Erguidos corucheus, mysticas andorinhas,
– Ó grandes cathedraes do sol ensanguentadas!

Como vos amo ver, pombas alvoroçadas!
Ogivas ideaes, anjos de puras linhas,
E ó criptas sem luz, aonde embalsamadas
Dormem de mãos em cruz as santas e as rainhas!
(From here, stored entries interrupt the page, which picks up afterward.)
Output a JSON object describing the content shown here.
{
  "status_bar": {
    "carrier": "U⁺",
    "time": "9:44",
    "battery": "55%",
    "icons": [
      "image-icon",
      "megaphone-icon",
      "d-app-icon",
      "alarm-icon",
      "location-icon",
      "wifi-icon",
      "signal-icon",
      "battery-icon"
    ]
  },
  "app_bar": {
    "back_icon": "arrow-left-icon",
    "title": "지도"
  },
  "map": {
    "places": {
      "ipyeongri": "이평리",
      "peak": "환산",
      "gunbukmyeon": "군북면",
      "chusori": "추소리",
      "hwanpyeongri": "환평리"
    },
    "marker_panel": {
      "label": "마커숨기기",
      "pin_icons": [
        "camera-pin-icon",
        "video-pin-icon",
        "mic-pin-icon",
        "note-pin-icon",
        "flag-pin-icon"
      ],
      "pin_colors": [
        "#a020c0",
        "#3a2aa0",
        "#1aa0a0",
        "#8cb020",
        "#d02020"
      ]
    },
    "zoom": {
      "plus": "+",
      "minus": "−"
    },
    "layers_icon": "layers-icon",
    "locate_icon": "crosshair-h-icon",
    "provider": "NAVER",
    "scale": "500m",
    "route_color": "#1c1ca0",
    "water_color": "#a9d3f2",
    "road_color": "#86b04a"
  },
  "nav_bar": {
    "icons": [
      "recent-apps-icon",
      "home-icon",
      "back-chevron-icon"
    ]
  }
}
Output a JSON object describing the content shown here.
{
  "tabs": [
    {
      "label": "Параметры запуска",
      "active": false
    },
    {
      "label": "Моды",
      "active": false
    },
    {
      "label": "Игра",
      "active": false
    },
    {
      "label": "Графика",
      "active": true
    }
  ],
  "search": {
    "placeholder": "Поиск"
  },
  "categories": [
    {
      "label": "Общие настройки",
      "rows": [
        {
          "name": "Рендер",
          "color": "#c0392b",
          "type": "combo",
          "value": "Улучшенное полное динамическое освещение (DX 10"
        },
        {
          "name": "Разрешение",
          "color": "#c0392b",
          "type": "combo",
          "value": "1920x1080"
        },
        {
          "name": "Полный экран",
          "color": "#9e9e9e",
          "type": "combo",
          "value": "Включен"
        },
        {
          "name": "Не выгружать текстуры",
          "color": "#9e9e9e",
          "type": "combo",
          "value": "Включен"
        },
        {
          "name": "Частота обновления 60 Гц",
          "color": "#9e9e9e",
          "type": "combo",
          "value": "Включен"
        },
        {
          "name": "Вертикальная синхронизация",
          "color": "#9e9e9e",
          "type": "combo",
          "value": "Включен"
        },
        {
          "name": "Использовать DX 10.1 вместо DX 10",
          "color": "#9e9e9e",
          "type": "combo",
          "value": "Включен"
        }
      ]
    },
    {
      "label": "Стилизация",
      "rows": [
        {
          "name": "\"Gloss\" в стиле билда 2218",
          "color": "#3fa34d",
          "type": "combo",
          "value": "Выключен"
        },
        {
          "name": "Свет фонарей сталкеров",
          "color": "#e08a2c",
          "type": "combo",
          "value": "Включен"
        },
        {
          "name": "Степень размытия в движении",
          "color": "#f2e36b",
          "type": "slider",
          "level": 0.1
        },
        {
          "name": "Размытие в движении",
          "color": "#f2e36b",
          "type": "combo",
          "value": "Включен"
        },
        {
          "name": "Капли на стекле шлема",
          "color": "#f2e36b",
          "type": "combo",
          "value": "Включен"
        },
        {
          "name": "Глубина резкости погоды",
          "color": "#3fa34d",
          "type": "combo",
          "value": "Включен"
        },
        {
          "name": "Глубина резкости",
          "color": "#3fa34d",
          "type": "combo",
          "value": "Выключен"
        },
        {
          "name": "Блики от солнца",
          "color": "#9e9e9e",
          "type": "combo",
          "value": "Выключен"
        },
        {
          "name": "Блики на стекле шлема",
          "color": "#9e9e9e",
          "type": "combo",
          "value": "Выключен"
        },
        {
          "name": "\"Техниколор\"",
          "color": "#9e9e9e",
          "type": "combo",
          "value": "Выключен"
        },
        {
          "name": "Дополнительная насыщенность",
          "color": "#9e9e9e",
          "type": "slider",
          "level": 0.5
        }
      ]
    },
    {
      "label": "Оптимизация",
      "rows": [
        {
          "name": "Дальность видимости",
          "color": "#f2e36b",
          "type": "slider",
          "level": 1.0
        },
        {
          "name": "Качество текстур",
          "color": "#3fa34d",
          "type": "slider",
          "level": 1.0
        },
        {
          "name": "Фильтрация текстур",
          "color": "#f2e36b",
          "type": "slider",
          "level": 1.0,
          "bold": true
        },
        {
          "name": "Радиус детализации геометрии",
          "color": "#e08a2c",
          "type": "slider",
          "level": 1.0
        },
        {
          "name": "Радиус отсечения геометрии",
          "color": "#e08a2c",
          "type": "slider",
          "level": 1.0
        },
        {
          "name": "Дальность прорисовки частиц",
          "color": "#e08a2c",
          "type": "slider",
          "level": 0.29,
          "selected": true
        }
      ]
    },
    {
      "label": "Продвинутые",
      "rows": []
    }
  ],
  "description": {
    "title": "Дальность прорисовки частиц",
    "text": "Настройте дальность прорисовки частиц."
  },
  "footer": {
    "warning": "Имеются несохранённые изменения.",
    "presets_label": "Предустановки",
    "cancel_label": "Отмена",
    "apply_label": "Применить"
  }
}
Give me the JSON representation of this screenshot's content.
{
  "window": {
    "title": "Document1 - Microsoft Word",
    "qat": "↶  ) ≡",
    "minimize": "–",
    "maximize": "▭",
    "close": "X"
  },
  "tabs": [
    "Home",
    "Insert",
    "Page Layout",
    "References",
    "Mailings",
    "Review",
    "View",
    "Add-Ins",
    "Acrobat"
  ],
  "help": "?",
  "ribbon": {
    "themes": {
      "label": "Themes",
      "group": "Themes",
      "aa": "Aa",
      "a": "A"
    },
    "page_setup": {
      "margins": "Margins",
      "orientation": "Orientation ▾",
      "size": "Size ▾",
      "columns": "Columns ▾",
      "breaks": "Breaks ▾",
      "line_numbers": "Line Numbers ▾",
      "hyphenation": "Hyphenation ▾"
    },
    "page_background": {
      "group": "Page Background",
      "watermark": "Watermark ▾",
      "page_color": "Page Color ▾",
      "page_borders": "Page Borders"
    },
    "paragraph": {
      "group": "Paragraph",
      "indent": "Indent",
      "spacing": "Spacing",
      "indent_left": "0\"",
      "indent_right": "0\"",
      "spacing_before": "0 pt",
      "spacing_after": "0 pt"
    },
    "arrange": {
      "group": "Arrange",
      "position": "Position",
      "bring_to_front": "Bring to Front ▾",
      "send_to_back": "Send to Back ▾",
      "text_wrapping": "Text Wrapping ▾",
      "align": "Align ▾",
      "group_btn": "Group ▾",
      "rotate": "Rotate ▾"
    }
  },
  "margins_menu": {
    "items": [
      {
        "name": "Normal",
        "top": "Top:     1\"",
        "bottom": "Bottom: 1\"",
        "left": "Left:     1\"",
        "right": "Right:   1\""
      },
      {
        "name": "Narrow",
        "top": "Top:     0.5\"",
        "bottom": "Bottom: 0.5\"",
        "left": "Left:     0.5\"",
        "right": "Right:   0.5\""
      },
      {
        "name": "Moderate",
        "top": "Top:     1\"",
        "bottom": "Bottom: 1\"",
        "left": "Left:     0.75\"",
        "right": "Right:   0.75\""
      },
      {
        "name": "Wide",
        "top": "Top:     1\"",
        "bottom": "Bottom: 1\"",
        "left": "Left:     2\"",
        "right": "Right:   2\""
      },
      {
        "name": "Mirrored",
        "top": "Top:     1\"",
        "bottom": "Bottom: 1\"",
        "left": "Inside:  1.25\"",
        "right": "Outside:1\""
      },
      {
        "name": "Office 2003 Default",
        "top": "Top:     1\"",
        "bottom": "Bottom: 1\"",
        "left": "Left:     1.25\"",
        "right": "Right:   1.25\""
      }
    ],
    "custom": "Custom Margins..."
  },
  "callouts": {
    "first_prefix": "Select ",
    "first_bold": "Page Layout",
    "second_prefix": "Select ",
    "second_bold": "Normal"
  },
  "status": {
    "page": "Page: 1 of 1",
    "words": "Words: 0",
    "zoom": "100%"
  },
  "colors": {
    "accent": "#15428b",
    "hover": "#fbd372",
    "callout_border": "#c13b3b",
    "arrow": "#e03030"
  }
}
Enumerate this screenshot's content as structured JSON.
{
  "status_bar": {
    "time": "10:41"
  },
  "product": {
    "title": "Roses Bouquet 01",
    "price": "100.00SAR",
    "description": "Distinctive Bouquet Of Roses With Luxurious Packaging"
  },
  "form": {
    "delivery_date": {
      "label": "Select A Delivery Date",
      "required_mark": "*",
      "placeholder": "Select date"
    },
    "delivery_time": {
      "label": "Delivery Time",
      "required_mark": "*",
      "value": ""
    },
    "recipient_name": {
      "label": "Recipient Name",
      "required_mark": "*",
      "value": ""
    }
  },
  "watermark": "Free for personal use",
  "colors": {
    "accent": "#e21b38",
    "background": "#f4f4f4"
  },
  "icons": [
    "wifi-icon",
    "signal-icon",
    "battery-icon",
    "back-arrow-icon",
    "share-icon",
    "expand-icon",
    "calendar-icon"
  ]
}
Em vão olhaes o Ceu sagradas epopeias!
Flores de renda e luz, d’incenso e aromas cheias,
Aves celestiaes banhadas da manhã!

Em vão santos e reis, ó monges dos desertos!
Em vão, em vão resais, sobre os livros abertos,
– O Ceu por que chorais é uma ficção christã!

Continua a Tempestade

Aqui, sobre estas aguas cor de azeite,
Scismo em meu lar, na paz que lá havia:
Carlota, á noite, ia ver se eu dormia
E vinha, de manhã, trazer-me o leite…

Aqui, não tenho um unico deleite!
Talvez… baixando, em breve, á Agoa fria,
Sem um beijo, sem uma Ave-Maria,
Sem uma flor, sem o menor enfeite…

Ah! podesse eu voltar á minha infancia!
Lar adorado, em fumos, a distancia,
Ao pé de minha Irmã, vendo-a bordar…

Minha velha aia! conta-me essa historia
Que principiava, tenho-a na memoria,
«Era uma vez…»
Ah deixem-me chorar!

O Beija-Flor

Acostumei-me a vê-lo todo o dia
De manhãzinha, alegre e prazenteiro,
Beijando as brancas flores de um canteiro
No meu jardim – a pátria da ambrosia.

Pequeno e lindo, só me parecia
Que era da noite o sonho derradeiro…
Vinha trazer às rosas o primeiro
Beijo do Sol, n’essa manhã tão fria!

Um dia, foi-se e não voltou… Mas, quando
A suspirar, me ponho contemplando,
Sombria e triste, o meu jardim risonho…

Digo, a pensar no tempo já passado;
Talvez, ó coração amargurado,
Aquele beija-flor fosse o teu sonho!